A transmission spectrum of the hot gas giant exoplanet WASP-39 b captured by Webb’s Near-Infrared Spectrograph (NIRSpec) July 10, 2022, reveals the first clear evidence for carbon dioxide in a planet outside the solar system. This is also the first detailed exoplanet transmission spectrum ever captured that covers wavelengths between 3 and 5.5 microns. Credits: Illustration: NASA, ESA, CSA, and L. Hustak (STScI); Science: The JWST Transiting Exoplanet Community Early Release Science Team
Figure 2: On July 10, 2022, a transmission spectral pattern of the hot gas giant extrasolar planet WASP-39b obtained by Webb’s Near-Infrared Spectrograph (NIRSpec) offers the very first conclusive proof for co2 in a planet beyond the solar system. This is also the first comprehensive exoplanet transmission spectrum yet measured, with wavelengths ranging from 3 to 5.5 microns.
Moreover, older telescopes, notably NASA’s Hubble and Spitzer space telescopes, had already detected the presence of water vapor, sodium, and potassium in the planet’s atmospheric composition, however, Webb’s unparalleled infrared capability has now established the occurrence of carbon dioxide on WASP-39b. This discovery, coupled with previous literature, could prove to be pivotal in establishing a theory for the origin of the exoplanet and much more.

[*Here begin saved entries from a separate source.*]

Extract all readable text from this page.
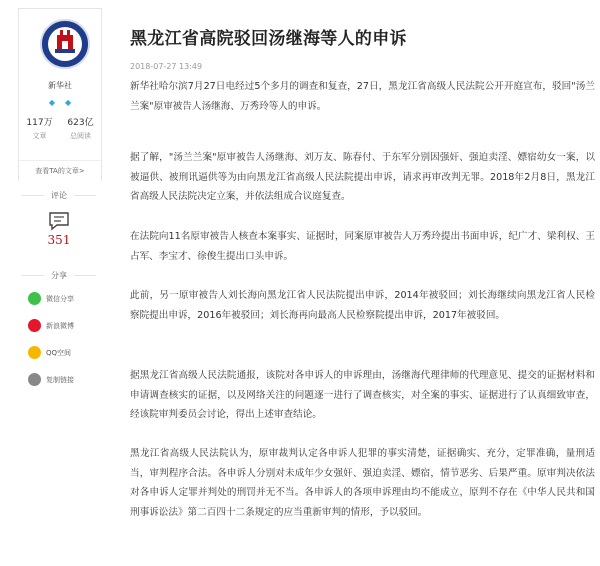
新华社
◆ ◆
117万
文章
623亿
总阅读
查看TA的文章>
评论
351
分享
微信分享
新浪微博
QQ空间
复制链接
黑龙江省高院驳回汤继海等人的申诉
2018-07-27 13:49

新华社哈尔滨7月27日电经过5个多月的调查和复查，27日，黑龙江省高级人民法院公开开庭宣布，驳回"汤兰兰案"原审被告人汤继海、万秀玲等人的申诉。

据了解，"汤兰兰案"原审被告人汤继海、刘万友、陈春付、于东军分别因强奸、强迫卖淫、嫖宿幼女一案，以被逼供、被刑讯逼供等为由向黑龙江省高级人民法院提出申诉，请求再审改判无罪。2018年2月8日，黑龙江省高级人民法院决定立案，并依法组成合议庭复查。

在法院向11名原审被告人核查本案事实、证据时，同案原审被告人万秀玲提出书面申诉，纪广才、梁利权、王占军、李宝才、徐俊生提出口头申诉。

此前，另一原审被告人刘长海向黑龙江省人民法院提出申诉，2014年被驳回；刘长海继续向黑龙江省人民检察院提出申诉，2016年被驳回；刘长海再向最高人民检察院提出申诉，2017年被驳回。

据黑龙江省高级人民法院通报，该院对各申诉人的申诉理由，汤继海代理律师的代理意见、提交的证据材料和申请调查核实的证据，以及网络关注的问题逐一进行了调查核实，对全案的事实、证据进行了认真细致审查，经该院审判委员会讨论，得出上述审查结论。

黑龙江省高级人民法院认为，原审裁判认定各申诉人犯罪的事实清楚，证据确实、充分，定罪准确，量刑适当，审判程序合法。各申诉人分别对未成年少女强奸、强迫卖淫、嫖宿，情节恶劣、后果严重。原审判决依法对各申诉人定罪并判处的刑罚并无不当。各申诉人的各项申诉理由均不能成立，原判不存在《中华人民共和国刑事诉讼法》第二百四十二条规定的应当重新审判的情形，予以驳回。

According to NASA, this NIRSpec prism analysis of WASP-39 b is just one element of a bigger inquiry that involves measurements of the planet utilizing various Webb detectors, as well as studies of two additional orbiting exoplanets. The study, which is part of the Early
Release Science initiative was created to provide the exoplanet scientific community with strong Webb data as early as possible. The scientists will be able to employ these datasets for advanced research.
Recognizing the structure of a planet’s atmospheric composition is essential as it reveals information regarding the planet’s roots and evolution. Carbon dioxide molecules are precise detectors of the planet’s creation memoir. By studying this carbon dioxide characteristic, we can establish how much solid vs. how much gaseous substance was needed to assemble this gas giant planet. JWST will make this assessment for a range of planetary systems during the next decade, offering intelligence into the complexities of planet formation and the distinctiveness of our own planetary system.
In the end, when it comes to detecting extraterrestrial life, more sophisticated equipment is required. Even the JWST, with its massive sensors, is not capable enough to find and confirm the existence of life outside our solar system. Detecting traces of life will almost certainly necessitate an observatory considerably more sophisticated than JWST. Still, Webb can deliver concrete evidence of elements and conditions vital to sustaining life. Moreover, this evidence will benefit the scientific community in pinpointing where to focus most of their efforts to bear fruitful results.